The number of user-land exploitation countermeasures significantly outweighs the kernel protection mechanisms implemented by most modern distributions. Due to the complexity associated with exploiting user-land vulnerabilities (ASLR, NX, Fortify, RELRO, etc.), Linux kernel, with its huge publicly available codebase, has become an appealing target for exploit developers. A successful exploitation of a kernel vulnerability generally results in privilege escalation bypassing any user-land protections and exploit mitigations implemented by the OS.
This course teachers common kernel exploitation techniques on modern Linux distributions. It is designed for students already familiar with user-land exploitation who want to play with the heart of the OS and gain fundamental knowledge required to develop reliable and effective kernel exploits.
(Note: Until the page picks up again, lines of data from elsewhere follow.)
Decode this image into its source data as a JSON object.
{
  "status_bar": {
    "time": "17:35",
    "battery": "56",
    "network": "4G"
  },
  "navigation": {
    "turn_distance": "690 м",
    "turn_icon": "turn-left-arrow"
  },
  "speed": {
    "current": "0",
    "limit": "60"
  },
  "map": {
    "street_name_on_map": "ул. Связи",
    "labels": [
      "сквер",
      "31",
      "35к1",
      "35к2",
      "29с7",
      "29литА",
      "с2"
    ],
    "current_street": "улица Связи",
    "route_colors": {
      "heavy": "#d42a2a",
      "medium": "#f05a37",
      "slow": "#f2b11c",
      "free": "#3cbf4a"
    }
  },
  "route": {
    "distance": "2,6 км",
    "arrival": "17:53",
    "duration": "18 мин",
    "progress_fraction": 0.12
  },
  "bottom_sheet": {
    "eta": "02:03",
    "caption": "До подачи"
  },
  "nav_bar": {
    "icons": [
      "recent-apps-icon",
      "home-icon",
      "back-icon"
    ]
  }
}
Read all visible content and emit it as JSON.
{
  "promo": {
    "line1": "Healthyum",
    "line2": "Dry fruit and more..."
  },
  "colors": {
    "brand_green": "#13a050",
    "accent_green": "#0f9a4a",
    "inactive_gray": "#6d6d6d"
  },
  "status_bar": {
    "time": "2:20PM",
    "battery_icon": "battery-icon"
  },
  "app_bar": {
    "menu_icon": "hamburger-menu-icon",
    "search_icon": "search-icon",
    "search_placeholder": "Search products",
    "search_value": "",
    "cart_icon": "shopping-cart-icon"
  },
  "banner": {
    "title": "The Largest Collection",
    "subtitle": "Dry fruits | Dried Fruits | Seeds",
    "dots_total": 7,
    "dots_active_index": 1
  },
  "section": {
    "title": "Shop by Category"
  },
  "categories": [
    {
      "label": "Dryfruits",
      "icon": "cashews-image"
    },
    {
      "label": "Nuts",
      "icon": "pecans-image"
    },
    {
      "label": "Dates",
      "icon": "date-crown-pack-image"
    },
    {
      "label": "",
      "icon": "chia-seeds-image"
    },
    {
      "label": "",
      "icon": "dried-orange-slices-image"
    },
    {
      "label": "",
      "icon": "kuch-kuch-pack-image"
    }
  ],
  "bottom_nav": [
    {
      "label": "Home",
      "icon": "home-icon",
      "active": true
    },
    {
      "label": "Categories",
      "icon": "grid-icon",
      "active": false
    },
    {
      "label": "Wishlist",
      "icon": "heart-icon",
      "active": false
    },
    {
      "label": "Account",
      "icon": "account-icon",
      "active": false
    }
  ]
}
Even though this course is designed for beginners in kernel exploitation, a number of more advanced topics, such as reliable exploitation of heap vulnerabilities and SMEP bypasses, are discussed.
Through hands-on exploitation, this course aims to provide the fun, excitement and rewarding experience of getting a # prompt after hours of hard work. There is a “Capture the Flag” contest at the end where you can practice your newly acquired skills in kernel exploitation.
Vitaly is a security researcher specialising in reverse engineering and exploit development. He has a solid academic background in programming languages, algorithms and cryptography. He is currently focused on OS security (kernel space exploitation techniques and countermeasures on POSIX systems) and software hypervisors.